Posts Tagged ‘grandparents’

I started my 21.5.800 time this morning with yoga — and let the savasana try to quiet me and guide me to wherever it wanted to take me today. My thoughts throughout my yoga practice were of loss and grief and closure. I started thinking the words in my head that I wanted to put down here… words that were about how we shouldn’t be sorry when our loved ones die. Words about how it’s nice to hear a friend say, “I’m sorry for your loss” after three and a half years because the loss is always there. Words about healing and moving on and happiness. But, when you quiet your mind through meditation or prayer or savasana, you can never be quite sure of where it will take you…

I’ve talked often here about the time I spent with my grandparents in southeast Missouri. The summers of gardening and hiking and exploring and hanging out with relatives that were… well, much older than I. Even as a young adult, I made the choice to visit my grandparents often. There house always comforted me (except the creepy basement at night — maybe more on that later.)

When I left home after high school, I settled on a college in Memphis — the thrill of being in a big city was incredibly enticing to me. I soon discovered that the drive to my grandparents house from Memphis was two hours shorter than the drive home — I choose the shorter drive and the doting grandparents quite often when I needed a weekend away from bars and fraternity parties and college life. The weekends I spent with them as a college student very much resembled the endless summers I spent there as a child — with the ever-present reminder that my grandparents were older. My grandfather’s health had suffered greatly as a result of being a smoker — he no longer could work in the garden or the yard and trips to the grocery store were limited.

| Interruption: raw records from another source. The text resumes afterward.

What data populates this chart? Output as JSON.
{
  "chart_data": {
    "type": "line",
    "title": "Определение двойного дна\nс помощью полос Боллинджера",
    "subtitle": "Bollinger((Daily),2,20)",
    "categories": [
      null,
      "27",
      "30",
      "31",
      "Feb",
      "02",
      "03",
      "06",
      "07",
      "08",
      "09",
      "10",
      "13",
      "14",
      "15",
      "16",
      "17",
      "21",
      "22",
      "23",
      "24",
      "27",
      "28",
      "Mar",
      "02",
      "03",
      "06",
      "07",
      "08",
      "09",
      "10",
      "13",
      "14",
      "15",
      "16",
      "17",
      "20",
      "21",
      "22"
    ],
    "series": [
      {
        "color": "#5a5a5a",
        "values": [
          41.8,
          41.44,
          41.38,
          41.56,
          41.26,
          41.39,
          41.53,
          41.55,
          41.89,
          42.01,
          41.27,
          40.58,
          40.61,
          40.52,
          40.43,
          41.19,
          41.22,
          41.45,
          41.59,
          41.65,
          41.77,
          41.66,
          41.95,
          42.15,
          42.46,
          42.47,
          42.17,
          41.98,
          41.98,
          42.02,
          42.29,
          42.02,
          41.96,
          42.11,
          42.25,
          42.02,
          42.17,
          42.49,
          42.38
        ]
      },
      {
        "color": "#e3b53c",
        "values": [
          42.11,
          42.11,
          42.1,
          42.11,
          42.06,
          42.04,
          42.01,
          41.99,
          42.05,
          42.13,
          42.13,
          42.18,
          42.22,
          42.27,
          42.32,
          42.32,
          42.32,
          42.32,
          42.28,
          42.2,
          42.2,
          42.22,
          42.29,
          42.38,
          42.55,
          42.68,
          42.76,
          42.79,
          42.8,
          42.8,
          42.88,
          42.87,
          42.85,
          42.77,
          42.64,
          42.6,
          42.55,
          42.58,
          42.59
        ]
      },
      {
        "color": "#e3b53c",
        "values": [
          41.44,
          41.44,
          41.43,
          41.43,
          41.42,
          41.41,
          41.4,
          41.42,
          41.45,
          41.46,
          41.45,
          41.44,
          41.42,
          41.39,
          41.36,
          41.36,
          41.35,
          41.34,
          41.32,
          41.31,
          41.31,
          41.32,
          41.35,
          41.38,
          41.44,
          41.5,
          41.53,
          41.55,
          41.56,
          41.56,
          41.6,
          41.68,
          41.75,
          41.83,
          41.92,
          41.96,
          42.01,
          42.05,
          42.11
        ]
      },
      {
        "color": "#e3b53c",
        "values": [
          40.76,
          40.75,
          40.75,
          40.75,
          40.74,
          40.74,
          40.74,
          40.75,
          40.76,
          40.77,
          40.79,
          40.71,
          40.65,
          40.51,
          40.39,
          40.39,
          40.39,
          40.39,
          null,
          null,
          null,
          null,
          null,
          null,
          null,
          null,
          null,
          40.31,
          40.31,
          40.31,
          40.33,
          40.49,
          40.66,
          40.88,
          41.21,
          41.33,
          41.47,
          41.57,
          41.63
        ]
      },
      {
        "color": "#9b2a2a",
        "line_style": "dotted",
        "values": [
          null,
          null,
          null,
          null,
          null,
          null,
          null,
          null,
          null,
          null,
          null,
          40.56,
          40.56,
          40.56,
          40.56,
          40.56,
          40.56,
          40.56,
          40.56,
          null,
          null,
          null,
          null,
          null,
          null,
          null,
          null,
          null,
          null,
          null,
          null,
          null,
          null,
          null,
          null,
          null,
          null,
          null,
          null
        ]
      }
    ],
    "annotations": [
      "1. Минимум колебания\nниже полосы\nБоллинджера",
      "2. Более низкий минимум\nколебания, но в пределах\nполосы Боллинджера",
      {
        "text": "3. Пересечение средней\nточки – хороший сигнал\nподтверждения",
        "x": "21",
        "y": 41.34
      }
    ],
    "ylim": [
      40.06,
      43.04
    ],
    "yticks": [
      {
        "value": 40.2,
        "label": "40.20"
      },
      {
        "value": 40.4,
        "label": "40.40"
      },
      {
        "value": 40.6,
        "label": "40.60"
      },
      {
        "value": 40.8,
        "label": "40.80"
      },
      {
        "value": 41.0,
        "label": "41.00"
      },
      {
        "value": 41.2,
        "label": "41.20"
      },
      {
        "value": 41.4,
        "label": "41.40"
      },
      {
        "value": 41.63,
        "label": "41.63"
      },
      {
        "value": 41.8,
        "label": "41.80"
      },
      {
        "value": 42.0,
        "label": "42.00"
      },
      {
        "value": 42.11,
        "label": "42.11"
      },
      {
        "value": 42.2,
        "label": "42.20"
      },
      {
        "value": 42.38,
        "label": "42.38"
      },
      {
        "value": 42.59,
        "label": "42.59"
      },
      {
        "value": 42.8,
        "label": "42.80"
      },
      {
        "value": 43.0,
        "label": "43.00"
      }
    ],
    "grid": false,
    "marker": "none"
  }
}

My grandmothers health suffered too from being around a smoker her entire adult life. But still, those weekend visits were memorable.

I would pile all my dirty clothes in a laundry basket and head out of my dorm with a full tank of gas and nothing else. I usually always surprised my grandparents with my visits — I knew if I told them I was coming, they would spend three hours pacing and worrying until I arrived. And there was always something so magical about walking through the door and seeing the look on their faces. I helped cook and I rested and I quieted my mind and my spirit. And when I left, a mere 48 hours later, I was better and focused and rejuvenated.

The night before I returned to school, my grandmother and I would always make a cake. Usually my favorite, Red Velvet. As you can imagine, my grandmother never used a box to cook in her life — everything, from scratch. (I made her write that recipe down — I have it still.) When I would leave their house, my grandmother would wrap that cake up tightly and place it in the floorboard of my front seat. My grandfather would tape a large piece of paper to my back driver side window that read, “In case of emergency please call…, this is my granddaughter”. And finally, after I loaded all my, now cleaned and pressed, clothes into the backseat, my grandmother would slyly slip a $20 bill into my hand — and I would leave, until the next surprise visit.

Savasana can take you to some very interesting places. It can quiet your mind just enough to smell the fresh laundry hanging outside in your grandparents back yard, or it can fool your mind into thinking you taste the fluffy pink frosting that topped the Red Velvet cake, or it can make you think you’re smelling your grandmother’s perfume mixed with the faint smell of a pipe.

What we have in life is our memories. What we have in life is the lasting thought of a perfect cake or a handwritten note taped to the window. What we have in life is each other and promise and hope and the possibility that new memories are always forming. What I have, is the recipe for the perfect Red Velvet cake, a cake that never lasted more than 30 minutes once I reached my dorm and my awaiting friends. I don’t eat Red Velvet cake now — it’s just not the same. But I remember the taste… and those letters taped to my window.